Blancport, lune 5, an 300



Euron Greyjoy & Wylla Manderly

La blanche lumière de l'hiver caressait les eaux noirâtres, s'y reflétant en autant d'éclats immaculés et illuminant les façades des habitations qui longeaient les docks. Blancport avait toujours bien porté son nom, et sa réputation d'oasis nordien ne pouvait qu'être confirmée par le boucan qui y régnait ce jour. Sur les quais, on se bousculait joyeusement, dans l'ivresse soulagée de ceux qui avaient traversé le Détroit et pouvaient enfin commercer ainsi qu'ils l'entendaient, fermant leurs mains sur les pièces d'or, d'argent et des marchandises diverses. Les odeurs portées par le vent froid emplissaient les narines du Greyjoy qui traversait le pont de son propre navire. Sel, pierre encore humide de la neige fondue, fragrances d'épices refroidies par l'air glacé du Nord, sueur, poisson. Le tout marquait l'identité du port, dont la rade était pleine à craquer de vaisseaux bigarrés. Quelque part par dessus l'amoncellement impressionnant d'échoppes et de navires amarrés on pouvait entendre le rythme régulier du marteau des armateurs qui réparaient les bâtiments qui devaient bientôt reprendre la mer. L'automne avait pris fin, mais si les tempêtes s'étaient enfin raréfiées, au grand soulagement des marins, celles de l'Hiver surpassaient leurs sœurs en violence à défaut de pouvoir les concurrencer en nombre. Aussi, les mats brisés, les cabestans abîmés et proues malmenées s'étaient multipliés ces dernières semaines, enrichissant considérablement les ouvriers des chantiers navals. Le soulagement se lisait sur bien des visages alors que le soucis en frappait d'autres. Le visage d'Euron, comme bien souvent, n'étaient pas de ceux là.

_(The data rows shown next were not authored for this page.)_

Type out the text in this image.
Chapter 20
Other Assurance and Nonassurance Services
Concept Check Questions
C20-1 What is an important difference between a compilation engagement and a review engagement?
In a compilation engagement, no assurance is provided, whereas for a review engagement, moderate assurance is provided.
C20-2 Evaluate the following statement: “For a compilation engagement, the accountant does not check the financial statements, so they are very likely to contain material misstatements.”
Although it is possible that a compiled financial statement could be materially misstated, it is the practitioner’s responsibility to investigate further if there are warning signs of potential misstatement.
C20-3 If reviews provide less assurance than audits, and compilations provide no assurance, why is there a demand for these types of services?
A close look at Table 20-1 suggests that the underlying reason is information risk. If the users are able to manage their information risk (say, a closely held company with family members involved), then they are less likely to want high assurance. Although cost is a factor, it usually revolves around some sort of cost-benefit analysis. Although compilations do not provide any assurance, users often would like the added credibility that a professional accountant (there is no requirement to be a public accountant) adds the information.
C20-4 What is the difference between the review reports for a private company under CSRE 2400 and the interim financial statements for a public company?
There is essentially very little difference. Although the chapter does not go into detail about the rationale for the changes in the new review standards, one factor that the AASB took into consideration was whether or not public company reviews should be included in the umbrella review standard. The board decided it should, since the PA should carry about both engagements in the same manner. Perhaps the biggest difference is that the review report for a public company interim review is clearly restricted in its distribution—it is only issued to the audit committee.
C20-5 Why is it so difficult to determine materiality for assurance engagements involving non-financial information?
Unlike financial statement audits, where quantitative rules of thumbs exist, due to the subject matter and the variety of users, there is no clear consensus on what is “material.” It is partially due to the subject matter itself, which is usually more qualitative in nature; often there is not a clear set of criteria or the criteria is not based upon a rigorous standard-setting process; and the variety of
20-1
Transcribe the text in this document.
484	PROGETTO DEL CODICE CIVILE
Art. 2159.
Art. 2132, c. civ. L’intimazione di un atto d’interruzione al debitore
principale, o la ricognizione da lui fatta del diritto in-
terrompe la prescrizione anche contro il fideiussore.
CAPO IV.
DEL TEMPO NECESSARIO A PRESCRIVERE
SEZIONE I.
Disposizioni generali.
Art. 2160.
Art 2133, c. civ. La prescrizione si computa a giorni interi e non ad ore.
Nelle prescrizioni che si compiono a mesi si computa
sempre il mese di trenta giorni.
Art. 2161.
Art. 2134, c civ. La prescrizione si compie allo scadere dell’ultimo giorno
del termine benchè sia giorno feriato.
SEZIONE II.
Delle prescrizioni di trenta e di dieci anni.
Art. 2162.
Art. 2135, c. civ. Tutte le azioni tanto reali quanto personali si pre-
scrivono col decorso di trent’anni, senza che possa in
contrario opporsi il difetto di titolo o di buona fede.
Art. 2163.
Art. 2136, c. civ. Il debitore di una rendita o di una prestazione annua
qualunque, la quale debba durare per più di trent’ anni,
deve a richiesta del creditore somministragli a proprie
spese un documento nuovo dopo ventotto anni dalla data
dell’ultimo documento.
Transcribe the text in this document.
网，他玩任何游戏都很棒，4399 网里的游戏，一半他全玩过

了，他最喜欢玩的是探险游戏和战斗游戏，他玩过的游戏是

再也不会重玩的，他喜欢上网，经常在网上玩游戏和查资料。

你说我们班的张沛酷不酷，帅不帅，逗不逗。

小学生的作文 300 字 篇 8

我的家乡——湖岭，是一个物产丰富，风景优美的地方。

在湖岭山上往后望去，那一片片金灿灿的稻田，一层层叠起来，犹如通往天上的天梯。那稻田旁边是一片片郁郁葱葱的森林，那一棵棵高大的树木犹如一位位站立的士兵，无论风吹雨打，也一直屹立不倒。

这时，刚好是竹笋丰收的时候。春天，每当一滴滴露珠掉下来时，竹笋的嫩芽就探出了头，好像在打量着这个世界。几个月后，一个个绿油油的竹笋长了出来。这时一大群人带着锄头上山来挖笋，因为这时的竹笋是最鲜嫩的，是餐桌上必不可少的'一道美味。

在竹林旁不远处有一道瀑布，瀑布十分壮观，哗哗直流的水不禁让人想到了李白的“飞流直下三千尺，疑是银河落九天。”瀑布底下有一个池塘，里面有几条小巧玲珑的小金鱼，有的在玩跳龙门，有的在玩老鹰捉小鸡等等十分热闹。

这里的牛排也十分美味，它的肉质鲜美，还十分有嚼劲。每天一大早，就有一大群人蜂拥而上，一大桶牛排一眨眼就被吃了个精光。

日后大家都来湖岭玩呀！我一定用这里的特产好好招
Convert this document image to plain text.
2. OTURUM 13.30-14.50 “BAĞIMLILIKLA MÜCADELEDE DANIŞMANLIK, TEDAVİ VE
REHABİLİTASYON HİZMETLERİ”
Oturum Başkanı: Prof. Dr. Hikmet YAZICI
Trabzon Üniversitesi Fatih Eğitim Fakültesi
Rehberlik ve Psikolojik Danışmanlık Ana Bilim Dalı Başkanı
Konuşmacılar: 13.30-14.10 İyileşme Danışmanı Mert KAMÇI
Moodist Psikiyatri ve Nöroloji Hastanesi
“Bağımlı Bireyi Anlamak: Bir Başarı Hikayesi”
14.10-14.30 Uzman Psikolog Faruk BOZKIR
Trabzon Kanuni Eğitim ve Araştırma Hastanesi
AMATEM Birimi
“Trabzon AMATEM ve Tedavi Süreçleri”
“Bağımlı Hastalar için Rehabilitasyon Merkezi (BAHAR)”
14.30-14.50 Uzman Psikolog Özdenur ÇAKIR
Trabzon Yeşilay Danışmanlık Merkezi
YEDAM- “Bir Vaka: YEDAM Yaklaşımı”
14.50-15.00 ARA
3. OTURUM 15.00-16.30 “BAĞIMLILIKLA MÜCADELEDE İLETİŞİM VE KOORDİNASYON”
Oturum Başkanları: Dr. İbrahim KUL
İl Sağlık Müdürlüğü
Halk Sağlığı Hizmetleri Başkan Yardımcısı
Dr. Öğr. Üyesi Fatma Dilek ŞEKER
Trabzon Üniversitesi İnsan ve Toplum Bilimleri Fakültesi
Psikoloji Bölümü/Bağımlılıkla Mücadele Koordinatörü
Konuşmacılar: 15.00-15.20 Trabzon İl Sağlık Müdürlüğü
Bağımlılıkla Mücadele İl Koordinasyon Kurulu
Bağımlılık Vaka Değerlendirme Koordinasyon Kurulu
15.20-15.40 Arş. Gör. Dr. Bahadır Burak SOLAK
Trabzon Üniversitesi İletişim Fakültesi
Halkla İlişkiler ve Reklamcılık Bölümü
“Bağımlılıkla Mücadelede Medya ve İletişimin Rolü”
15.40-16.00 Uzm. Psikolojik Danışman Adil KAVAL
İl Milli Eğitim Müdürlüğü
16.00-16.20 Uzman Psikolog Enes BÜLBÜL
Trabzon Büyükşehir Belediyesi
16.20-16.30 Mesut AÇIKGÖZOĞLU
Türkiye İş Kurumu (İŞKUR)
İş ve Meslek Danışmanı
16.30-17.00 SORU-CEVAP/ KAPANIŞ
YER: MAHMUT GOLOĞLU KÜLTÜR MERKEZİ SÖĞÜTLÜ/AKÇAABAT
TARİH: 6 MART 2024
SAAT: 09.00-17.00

Si la lumière rasante du soleil blanc le forçait à plisser son œil solitaire et accentuait ses traits taillés à la serpe, elle coulait en revanche sur sa paupière gauche qu'il tenait close. Cette dernière était ornée d'une fine cicatrice pâle dont personne ne connaissait l'origine, corroborant son déguisement de borgne alors que l’œil dessous la peau était en réalité intact, et noir comme la nuit. Dans ce bastion acquis à la cause nordienne ainsi qu'à la défense de ses marchands contre les pirates du Détroit, il n'aurait pas été prudent de sa part de se présenter avec le visage sanglé de ce cache œil qui précédait sa réputation, partout où il allait. Rares étaient les pirates à en arborer un sur l’œil gauche désormais, tant l'ombre du Choucas semblait se l'être approprié. En porter un, c'était prendre le risque d'être pris pour lui, et tué par cette faute, mais c'était aussi prendre le risque de croiser le véritable Euron Greyjoy, et qu'il s'en senti insulté. Alors, il n'y avait plus d'échappatoire.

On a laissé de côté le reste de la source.